It was like the outline of a kid, but surrounded by hair. I tried to wipe it off, but the chair is upholstered in a velor-ish fabric, and the hair wasn't budging. In fact, I spread it more. And the floor? Caked. Filthy. Stacked. Piled. All her perfumes and jars were covered, like that ivy from Japan that eats trees and cars. Frightening. Nauseating. That's why the guy comes by every ten minutes in a real barber shop with the giant broom.

I was leaning into the shower busy shampooing the first one, which explains why I didn't notice the stream of water spilling out and mixing with the hair to form a slow soup. "You look good," I yelled to the other one. "Like one of the Star Wars characters. Not one of the handsome ones, but still. I'm kidding, we'll fix it up, you'll see. Hey, that's what baseball caps are for, right? I'm kidding again."

That's when I noticed the rising water on the floor and felt a very rare curse forming in my throat, which was, happily, cut off the second I looked up and saw, naturally, my wife standing in the doorway.

Perfect. Just perfect.

She glanced at one kid, then the other; admittedly, they looked like mental patients. Then her knowing eye ran over the counter, chair, bottles, and floor. Then she noticed the hairy water lapping at her feet. Maybe she saw that first, though, I don't know. It's hard to know what women are thinking.

But her eyes told the story. They looked like . . . Remember the close-up of Lee Van Cleef's eyes at the end of The Good, The Bad, and The Ugly? That's how they looked.

LATER, around a quarter to 9:00, after she'd spent hours with a scissors and comb gently finishing/correcting/jury-rigging their hair . . . after they were re-showered and in their pajamas, and in bed with us watching cartoons . . . after lotions and powders and a little Bactine . . . and a couple of Band-Aids . . . and a glass of milk and a cookie Mommy had baked the night before.

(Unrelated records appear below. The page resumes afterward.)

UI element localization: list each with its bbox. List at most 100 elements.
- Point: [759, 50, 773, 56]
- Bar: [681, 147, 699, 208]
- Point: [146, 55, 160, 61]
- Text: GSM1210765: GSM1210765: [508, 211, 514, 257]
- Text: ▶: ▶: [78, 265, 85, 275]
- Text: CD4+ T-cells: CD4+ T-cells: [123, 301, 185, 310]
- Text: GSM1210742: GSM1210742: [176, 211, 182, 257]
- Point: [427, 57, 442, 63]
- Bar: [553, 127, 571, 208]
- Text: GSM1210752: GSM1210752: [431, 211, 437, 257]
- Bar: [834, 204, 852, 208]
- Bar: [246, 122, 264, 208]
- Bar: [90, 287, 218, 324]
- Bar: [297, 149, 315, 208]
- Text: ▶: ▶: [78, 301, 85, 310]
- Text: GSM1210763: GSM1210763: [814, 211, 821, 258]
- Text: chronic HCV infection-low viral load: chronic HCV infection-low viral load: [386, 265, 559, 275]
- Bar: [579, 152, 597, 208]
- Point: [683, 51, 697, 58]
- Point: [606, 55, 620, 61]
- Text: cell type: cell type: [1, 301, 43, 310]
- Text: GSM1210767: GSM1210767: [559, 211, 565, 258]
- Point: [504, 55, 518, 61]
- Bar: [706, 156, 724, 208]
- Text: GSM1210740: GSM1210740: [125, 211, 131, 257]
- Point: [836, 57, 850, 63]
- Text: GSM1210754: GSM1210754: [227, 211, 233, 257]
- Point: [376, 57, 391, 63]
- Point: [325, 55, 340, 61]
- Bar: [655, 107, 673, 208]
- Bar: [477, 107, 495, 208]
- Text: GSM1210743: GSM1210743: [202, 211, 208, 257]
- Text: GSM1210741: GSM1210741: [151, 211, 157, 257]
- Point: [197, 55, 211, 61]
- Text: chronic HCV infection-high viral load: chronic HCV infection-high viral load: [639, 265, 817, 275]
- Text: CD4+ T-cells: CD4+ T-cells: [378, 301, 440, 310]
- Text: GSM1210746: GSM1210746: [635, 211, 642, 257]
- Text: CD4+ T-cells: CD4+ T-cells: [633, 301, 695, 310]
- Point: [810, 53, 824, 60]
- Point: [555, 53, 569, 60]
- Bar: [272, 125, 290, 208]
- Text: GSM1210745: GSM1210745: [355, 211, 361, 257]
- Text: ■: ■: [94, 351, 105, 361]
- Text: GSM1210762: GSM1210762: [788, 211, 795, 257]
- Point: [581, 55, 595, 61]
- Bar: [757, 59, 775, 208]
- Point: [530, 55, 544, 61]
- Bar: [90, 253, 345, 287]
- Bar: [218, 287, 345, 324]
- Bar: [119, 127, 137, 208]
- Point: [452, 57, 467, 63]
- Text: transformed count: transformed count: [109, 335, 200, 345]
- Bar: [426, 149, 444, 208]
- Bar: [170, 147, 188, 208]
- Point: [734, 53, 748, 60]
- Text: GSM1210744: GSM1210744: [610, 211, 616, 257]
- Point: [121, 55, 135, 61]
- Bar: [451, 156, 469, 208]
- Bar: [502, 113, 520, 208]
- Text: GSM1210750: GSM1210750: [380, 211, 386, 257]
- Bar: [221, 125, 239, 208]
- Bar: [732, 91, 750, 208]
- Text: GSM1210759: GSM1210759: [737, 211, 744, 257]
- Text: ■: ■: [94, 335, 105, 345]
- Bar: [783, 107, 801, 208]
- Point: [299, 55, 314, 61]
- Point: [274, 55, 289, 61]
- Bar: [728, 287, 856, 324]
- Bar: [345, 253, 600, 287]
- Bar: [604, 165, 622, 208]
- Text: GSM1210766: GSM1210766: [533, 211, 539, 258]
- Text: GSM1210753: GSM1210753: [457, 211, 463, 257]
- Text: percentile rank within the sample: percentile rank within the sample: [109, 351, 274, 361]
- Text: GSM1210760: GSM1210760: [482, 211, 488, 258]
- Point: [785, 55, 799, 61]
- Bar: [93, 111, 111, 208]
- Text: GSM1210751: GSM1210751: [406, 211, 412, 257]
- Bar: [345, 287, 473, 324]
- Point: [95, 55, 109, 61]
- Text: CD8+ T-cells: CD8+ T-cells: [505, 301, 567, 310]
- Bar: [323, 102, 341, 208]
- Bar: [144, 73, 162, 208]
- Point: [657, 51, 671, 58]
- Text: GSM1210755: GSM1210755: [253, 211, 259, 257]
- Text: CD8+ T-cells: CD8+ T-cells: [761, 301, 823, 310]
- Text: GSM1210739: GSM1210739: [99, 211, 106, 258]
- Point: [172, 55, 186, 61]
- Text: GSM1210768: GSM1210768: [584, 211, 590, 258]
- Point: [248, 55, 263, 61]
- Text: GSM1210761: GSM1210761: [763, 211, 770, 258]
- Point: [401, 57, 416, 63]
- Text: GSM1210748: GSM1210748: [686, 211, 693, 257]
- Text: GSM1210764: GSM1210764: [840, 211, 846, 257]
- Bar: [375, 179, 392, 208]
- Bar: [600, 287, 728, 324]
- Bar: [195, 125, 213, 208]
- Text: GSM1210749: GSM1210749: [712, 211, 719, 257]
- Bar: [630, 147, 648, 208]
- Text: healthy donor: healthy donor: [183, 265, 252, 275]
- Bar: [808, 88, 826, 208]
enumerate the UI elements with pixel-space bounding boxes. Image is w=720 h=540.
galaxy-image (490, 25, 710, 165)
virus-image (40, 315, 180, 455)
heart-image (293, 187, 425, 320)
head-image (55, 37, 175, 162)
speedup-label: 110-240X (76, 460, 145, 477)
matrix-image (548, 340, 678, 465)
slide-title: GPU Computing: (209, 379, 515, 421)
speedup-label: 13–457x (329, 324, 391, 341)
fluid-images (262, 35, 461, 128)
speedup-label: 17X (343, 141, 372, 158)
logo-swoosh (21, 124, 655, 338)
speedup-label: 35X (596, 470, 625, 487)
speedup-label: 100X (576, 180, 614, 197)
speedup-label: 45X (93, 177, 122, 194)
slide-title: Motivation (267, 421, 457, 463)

A cartoon ended, and one of them stretched, and I looked over to my wife on the other side. She felt the glance and turned away, shaking her head. Then, after a second or two, the corners of her mouth turned up a little. She tried to stop it, but couldn't, and started to laugh, and couldn't stop that, either, and we both laughed, and then the kids got it, too, and joined in, and no one said anything to anyone, and we all laughed for a long time.

When the kids were asleep, and after I'd done a little shaving and re-showering myself, I went downstairs and made her a drink without asking, and sat down on the couch and handed it to her, and she was still trying not to smile. Then she turned, and we looked at each other for as long as we had laughed before.

By God, in this light, she looks just like Barbara Feldon.

Larry Miller is a contributing humorist to The Daily Standard and a writer, actor, and comedian living in Los Angeles.